The problem was that Tyson wanted to ride the “chicken ponies,” too, but the pegasi got skittish whenever he approached. I told them telepathically that Tyson wouldn’t hurt them, but they didn’t seem to believe me. That made Tyson cry.
The only person at camp who had no problem with Tyson was Beckendorf from the Hephaestus cabin. The blacksmith god had always worked with Cyclopes in his forges, so Beckendorf took Tyson down to the armory to teach him metalworking. He said he’d have Tyson crafting magic items like a master in no time.
After lunch, I worked out in the arena with Apollo’s cabin. Swordplay had always been my strength. People said I was better at it than any camper in the last hundred years, except maybe Luke. People always compared me to Luke.
I thrashed the Apollo guys easily. I should’ve been testing myself against the Ares and Athena cabins, since they had the best sword fighters, but I didn’t get along with Clarisse and her siblings, and after my argument with Annabeth, I just didn’t want to see her.
I went to archery class, even though I was terrible at it, and it wasn’t the same without Chiron teaching. In arts and crafts, I started a marble bust of Poseidon, but it started looking like Sylvester Stallone, so I ditched it. I scaled the climbing wall in full lava-and-earthquake mode. And in the evenings, I did border patrol. Even though Tantalus had insisted we forget trying to protect the camp, some of the campers had quietly kept it up, working out a schedule during our free times.

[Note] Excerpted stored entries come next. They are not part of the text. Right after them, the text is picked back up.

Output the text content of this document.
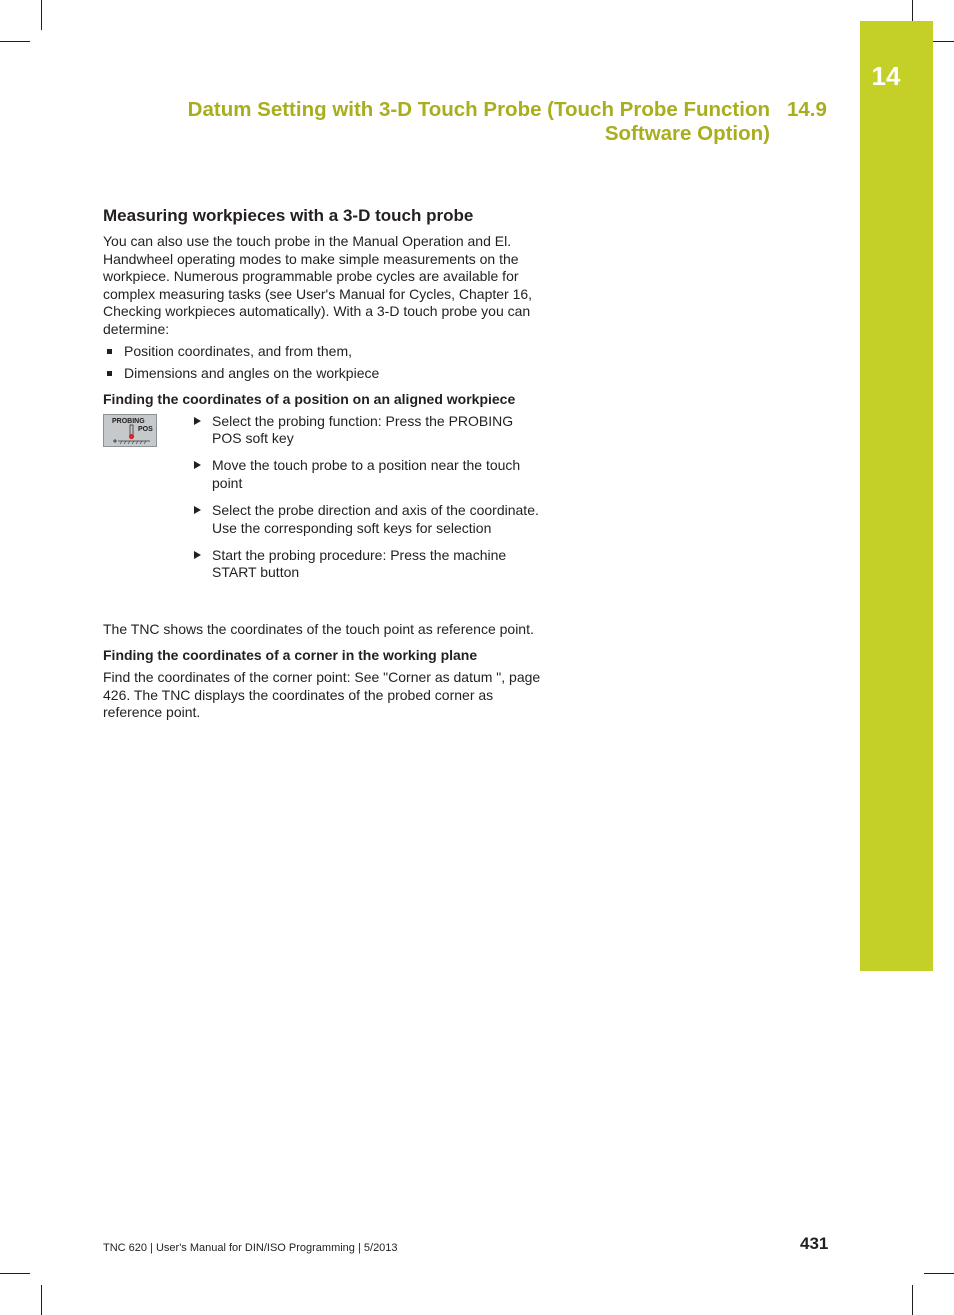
14
Datum Setting with 3-D Touch Probe (Touch Probe Function
Software Option)
14.9
Measuring workpieces with a 3-D touch probe

You can also use the touch probe in the Manual Operation and El. Handwheel operating modes to make simple measurements on the workpiece. Numerous programmable probe cycles are available for complex measuring tasks (see User's Manual for Cycles, Chapter 16, Checking workpieces automatically). With a 3-D touch probe you can determine:

Position coordinates, and from them,
Dimensions and angles on the workpiece
Finding the coordinates of a position on an aligned workpiece
PROBING
POS
Select the probing function: Press the PROBING POS soft key
Move the touch probe to a position near the touch point
Select the probe direction and axis of the coordinate. Use the corresponding soft keys for selection
Start the probing procedure: Press the machine START button

The TNC shows the coordinates of the touch point as reference point.

Finding the coordinates of a corner in the working plane

Find the coordinates of the corner point: See "Corner as datum ", page 426. The TNC displays the coordinates of the probed corner as reference point.

TNC 620 | User's Manual for DIN/ISO Programming | 5/2013	431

I sat at the top of Half-Blood Hill and watched the dryads come and go, singing to the dying pine tree. Satyrs brought their reed pipes and played nature magic songs, and for a while the pine needles seemed to get fuller. The flowers on the hill smelled a little sweeter and the grass looked greener. But as soon as the music stopped, the sickness crept back into the air. The whole hill seemed to be infected, dying from the poison that had sunk into the tree’s roots. The longer I sat there, the angrier I got.
Luke had done this. I remembered his sly smile, the dragon-claw scar across his face. He’d pretended to be my friend, and the whole time he’d been Kronos’s number-one servant.